You're right, making __str__() fail is not nice.  It has other uses,
e.g. when messing around interactively.

Ways out:

1. Avoid abuse of __str__() by naming the thing differently.

2. Lift the assertion into the relevant caller(s).  Unfortunately, the
   relevant caller is another __str__(): QAPIError's.  Next level up:
   the except suite in main() and also test-qapi.py's test_and_diff().
   Keeping the stack backtrace useful might require care.

3. Find a simpler way to signal "oops, programming error".

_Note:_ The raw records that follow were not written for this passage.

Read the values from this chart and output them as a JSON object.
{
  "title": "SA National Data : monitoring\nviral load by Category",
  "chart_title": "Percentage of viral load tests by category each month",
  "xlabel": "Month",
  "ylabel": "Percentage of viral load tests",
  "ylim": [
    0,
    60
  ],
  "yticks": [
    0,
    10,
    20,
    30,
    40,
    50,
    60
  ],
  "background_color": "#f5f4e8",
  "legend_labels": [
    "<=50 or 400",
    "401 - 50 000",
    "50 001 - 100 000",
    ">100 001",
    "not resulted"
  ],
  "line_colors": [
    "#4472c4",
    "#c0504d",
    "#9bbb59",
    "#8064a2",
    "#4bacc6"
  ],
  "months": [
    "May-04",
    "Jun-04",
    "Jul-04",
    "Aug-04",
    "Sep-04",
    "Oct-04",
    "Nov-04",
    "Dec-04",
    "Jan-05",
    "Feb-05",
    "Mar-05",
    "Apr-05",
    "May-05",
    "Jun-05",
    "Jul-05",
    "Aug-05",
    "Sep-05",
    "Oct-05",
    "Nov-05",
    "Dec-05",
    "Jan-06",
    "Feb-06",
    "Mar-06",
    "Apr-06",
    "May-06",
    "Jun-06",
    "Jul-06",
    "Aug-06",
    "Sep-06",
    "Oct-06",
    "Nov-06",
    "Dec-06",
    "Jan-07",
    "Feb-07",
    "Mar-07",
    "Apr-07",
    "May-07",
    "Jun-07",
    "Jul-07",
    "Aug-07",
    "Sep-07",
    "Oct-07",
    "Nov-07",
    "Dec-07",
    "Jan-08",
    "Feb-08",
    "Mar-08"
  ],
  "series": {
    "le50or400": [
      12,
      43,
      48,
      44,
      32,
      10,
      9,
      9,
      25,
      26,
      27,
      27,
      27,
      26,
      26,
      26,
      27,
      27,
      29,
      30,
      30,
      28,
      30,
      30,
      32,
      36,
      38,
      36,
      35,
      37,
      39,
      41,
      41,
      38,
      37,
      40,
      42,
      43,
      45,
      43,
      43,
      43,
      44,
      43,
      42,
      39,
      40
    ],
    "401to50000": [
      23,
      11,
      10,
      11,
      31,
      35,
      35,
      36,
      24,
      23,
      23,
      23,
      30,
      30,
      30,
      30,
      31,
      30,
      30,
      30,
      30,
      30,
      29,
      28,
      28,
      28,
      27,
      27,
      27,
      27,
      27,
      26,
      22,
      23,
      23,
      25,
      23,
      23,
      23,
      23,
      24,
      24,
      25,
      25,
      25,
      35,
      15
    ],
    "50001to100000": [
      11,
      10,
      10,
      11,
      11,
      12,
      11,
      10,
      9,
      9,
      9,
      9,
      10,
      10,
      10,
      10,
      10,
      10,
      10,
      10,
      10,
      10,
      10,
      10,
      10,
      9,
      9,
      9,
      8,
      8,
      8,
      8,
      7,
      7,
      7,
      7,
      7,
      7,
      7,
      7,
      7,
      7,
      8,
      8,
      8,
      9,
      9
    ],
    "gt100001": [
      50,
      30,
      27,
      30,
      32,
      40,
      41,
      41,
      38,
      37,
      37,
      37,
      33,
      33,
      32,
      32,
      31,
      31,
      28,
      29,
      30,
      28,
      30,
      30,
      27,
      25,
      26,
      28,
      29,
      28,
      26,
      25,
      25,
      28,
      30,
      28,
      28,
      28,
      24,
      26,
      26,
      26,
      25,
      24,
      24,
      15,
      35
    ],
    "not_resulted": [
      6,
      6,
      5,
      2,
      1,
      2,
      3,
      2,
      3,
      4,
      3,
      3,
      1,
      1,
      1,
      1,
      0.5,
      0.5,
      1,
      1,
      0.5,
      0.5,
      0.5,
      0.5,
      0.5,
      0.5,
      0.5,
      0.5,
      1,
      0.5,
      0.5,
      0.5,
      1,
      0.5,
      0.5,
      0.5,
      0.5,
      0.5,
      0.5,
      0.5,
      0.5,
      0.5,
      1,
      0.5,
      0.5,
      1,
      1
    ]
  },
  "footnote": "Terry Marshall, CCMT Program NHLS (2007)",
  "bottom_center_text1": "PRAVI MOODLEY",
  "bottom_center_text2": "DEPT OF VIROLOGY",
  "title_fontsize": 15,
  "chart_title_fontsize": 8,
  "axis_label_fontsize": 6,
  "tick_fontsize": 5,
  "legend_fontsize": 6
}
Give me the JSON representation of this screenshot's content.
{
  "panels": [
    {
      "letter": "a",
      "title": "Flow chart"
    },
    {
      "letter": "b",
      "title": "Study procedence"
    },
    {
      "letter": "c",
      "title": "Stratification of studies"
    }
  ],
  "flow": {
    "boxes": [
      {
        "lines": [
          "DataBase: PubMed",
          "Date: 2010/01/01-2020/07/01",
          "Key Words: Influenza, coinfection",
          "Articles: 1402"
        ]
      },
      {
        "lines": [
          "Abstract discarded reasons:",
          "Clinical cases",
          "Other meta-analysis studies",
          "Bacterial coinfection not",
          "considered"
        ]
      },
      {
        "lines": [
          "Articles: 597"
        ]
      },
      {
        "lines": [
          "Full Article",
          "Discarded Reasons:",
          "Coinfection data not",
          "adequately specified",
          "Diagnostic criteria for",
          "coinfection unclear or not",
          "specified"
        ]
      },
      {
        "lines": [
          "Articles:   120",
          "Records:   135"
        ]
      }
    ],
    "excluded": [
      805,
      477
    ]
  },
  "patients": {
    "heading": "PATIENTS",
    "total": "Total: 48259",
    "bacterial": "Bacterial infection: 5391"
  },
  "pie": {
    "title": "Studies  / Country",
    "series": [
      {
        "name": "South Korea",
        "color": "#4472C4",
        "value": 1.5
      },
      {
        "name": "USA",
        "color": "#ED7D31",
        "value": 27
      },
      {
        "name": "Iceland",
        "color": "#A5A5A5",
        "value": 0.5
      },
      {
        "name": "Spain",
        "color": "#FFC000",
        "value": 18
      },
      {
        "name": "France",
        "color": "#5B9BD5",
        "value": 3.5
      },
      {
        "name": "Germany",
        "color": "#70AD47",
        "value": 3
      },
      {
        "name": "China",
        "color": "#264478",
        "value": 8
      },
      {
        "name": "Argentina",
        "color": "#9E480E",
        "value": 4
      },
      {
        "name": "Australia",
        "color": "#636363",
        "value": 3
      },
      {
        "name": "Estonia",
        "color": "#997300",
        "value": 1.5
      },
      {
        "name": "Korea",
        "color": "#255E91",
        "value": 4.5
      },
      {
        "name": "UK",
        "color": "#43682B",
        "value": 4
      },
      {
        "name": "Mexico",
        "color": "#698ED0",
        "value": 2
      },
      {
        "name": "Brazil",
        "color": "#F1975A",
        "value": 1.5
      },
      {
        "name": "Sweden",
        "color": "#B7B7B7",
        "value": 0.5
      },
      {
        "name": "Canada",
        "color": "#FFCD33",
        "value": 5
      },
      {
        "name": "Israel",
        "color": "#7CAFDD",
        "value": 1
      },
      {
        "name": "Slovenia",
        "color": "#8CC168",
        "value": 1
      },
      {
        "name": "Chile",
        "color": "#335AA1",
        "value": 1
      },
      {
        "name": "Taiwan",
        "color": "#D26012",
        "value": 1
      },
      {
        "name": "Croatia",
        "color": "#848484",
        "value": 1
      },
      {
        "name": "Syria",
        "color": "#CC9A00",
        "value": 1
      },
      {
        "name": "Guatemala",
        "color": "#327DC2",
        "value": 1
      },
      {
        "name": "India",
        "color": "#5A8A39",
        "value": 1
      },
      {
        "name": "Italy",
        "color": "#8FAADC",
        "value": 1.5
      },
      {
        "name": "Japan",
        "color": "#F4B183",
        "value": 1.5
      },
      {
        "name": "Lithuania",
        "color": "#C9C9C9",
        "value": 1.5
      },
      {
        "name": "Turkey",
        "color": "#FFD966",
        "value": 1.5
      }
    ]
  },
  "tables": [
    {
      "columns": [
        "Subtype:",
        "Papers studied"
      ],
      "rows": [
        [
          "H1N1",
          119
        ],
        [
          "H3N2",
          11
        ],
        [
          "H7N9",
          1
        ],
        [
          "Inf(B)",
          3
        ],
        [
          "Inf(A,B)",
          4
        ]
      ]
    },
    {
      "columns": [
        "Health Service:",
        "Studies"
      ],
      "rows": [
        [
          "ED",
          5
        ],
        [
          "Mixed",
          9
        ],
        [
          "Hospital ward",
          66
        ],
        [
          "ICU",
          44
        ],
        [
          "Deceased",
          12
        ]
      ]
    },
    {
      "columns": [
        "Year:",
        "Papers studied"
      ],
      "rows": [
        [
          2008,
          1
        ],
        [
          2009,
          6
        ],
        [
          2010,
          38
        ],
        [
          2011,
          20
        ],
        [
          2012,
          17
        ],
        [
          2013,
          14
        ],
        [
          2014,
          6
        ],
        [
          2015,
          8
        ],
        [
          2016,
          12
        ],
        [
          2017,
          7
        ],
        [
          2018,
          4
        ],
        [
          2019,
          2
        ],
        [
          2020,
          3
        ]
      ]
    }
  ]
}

   For a simple batch program like this one, crashing is a perfectly
   fine reaction to programming errors.  Most of the time, it's also the
   simplest one.  Simple is *good*.  *Especially* when it's something
   that should never happen.

   If reporting an error is genuinely simpler than crashing: simple is
   good.  But the error message should clearly express "this is a bug,
   please report it", like a crash does.

   Drawbacks: we'd have to relax our rule "no error without a test
   case", and we'd lose the stack backtrace.